Tymczasem po drugiej stronie mostu Harry Styles układał się do snu. Na twardym łóżku i z nienapełnionym od kilku dni brzuchem. Do jego domu, jeśli tak można było nazwać to, w czym mieszkał chłopak wdzierało się zimno, a przez nieszczelne drzwi zawiewał wiatr. Harry dygotał z zimna. ale przywykł już do tego. przywykł do głodu, zimna, przywykł do tego, ze tu jest zdany tylko na siebie. Zaledwie piętnastoletni chłopiec żył zupełnie sam. nie miał rodziny, nie miał przyjaciół. bo tu nie było przyjaciół. tu każdy albo chciał cię wykorzystać, albo stoczyć z tobą walkę o niezbędne do przeżycia przedmioty lub jedzenie. Harry był czujny, nieufny i samodzielny. Bardzo dojrzały jak na swój wiek chłopiec zyskał uznanie w okolicy i nikt nie starał się nawet z nim konkurować. Harry miał na swoim koncie wiele kradzieży, rozbojów, intryg i podstępów, ale tutaj nikt nie uważał tego za złe. tu, gdzie mieszkał było to normalne. każdy walczył o przetrwanie i każdy chciał żyć za wszelką cenę. Harry widział wiele.widział umierających na ulicach ludzi, nienaturalnie wychudzone dzieci. widział wszystko, czego piętnastoletni chłopiec widzieć nie powinien. Harry przeżył wiele. Przeżył śmierć rodziców, jednego po drugim, wykończonych panującymi tu chorobami, śmierć malutkiej Gemmy, siostry chłopaka, która gdy umarła ich mama miała zaledwie trzy miesiące, zmarłej mając pół roku, ponieważ Harry nie był w stanie zapewnić jej warunków, by przetrwać wyjątkowo srogą zimę, przeżył pożar, który strawił wszystko co miał do tamtej pory.  Harry przeżył głód, wyczerpanie oraz wszystko, czego piętnastoletni chłopiec przeżyć nie powinien.

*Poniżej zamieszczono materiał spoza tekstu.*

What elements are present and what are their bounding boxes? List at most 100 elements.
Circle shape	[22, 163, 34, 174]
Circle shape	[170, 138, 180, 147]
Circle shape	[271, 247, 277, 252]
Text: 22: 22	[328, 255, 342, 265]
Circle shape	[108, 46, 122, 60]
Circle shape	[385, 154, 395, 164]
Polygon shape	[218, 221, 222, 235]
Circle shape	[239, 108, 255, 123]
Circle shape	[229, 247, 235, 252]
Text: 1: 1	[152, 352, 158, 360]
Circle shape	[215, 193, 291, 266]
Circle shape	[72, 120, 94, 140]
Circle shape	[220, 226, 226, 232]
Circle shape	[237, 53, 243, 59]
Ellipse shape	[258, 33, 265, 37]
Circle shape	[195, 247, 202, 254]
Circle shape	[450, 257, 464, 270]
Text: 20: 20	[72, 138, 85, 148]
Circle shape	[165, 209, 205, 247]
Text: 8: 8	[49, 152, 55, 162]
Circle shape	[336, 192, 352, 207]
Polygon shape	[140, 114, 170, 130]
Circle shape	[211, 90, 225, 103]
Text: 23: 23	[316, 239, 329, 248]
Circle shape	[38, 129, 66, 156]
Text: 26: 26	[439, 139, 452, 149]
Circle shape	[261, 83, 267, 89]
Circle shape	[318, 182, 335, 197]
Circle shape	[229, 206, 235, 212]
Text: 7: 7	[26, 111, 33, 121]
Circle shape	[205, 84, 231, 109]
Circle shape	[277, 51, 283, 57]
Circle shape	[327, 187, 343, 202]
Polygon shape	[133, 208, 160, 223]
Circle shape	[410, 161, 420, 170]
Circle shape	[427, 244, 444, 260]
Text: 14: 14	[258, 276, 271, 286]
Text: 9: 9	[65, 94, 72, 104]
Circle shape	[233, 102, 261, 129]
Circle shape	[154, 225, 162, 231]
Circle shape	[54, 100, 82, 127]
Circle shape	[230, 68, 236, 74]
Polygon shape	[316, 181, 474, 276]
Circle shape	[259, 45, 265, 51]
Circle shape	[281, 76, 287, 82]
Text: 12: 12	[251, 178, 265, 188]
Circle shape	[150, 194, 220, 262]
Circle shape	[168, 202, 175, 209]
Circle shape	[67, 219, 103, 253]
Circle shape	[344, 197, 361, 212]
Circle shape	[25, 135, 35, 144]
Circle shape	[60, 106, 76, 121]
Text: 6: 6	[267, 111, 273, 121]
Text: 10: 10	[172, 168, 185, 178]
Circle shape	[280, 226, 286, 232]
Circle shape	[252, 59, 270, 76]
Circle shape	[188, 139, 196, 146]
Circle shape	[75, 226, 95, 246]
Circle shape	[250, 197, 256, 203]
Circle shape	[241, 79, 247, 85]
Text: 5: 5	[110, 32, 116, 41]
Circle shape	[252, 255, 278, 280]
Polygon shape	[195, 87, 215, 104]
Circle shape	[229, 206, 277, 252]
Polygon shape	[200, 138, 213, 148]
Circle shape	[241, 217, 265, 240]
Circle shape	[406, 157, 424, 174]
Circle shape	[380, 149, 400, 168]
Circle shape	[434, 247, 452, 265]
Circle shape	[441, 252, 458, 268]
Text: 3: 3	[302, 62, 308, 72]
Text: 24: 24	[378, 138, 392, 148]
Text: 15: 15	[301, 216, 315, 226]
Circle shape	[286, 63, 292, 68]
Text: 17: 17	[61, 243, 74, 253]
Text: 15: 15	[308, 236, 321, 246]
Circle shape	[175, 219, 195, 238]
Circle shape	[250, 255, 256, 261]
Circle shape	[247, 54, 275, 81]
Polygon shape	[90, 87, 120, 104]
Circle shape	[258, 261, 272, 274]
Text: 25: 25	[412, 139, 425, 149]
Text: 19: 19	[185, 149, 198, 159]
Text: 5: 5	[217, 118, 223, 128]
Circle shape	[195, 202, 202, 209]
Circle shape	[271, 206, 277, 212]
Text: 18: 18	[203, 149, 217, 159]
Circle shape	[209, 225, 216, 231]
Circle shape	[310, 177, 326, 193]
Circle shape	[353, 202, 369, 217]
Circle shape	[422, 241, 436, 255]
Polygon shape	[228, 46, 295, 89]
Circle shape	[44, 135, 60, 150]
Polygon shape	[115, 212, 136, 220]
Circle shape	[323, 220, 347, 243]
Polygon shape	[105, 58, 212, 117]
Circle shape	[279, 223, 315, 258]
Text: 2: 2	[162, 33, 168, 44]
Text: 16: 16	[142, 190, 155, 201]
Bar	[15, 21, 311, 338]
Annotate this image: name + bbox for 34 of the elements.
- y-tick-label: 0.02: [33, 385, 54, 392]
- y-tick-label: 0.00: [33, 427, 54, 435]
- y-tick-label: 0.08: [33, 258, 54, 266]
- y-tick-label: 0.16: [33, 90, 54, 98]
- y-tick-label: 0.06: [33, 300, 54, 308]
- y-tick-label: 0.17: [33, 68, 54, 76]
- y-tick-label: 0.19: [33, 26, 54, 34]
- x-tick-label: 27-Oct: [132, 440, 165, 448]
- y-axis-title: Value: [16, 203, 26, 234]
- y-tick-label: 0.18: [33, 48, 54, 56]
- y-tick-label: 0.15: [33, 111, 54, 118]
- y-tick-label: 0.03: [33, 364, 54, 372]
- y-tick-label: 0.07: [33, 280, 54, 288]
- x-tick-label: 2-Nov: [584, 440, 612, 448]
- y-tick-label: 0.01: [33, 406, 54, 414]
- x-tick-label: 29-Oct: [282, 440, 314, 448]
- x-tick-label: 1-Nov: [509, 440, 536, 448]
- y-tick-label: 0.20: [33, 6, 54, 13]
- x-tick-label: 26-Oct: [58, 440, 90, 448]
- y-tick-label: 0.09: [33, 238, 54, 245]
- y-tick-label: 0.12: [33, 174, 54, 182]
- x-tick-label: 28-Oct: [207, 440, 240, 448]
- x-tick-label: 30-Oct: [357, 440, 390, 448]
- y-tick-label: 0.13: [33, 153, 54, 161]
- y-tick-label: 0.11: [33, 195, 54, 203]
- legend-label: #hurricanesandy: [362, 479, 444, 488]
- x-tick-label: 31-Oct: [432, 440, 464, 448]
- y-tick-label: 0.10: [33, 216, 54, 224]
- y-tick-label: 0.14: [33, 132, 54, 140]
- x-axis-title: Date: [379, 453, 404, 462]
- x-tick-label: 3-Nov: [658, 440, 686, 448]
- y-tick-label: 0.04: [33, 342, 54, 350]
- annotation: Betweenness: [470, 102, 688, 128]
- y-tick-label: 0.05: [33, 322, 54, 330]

Ale to go tylko utwardzało. ukształtowało jego charakter na niezłomny i mocny. Harry często wdrapywał sie na dach i patrzył w dal. na świat, gdzie wszystko jest piękne, a ludzie próżni i marnotrawni. świat, gdzie każdy z mieszkańców dzielnicy Harry'ego chciałby mieszkać. za wyjątkiem jego samego. Bo była jedna rzecz, której Harry Styles nienawidził z całego serca. Druga strona Tamizy.....


no więc oto Prolog. chciałabym się przywitać ) mam na imię Zuza, 15 lat i mnóstwo czasu, który wykorzystuję pisząc o Larry'm. To mój pierwszy taki blog, zawsze wstydziłam się cokolwiek publikować.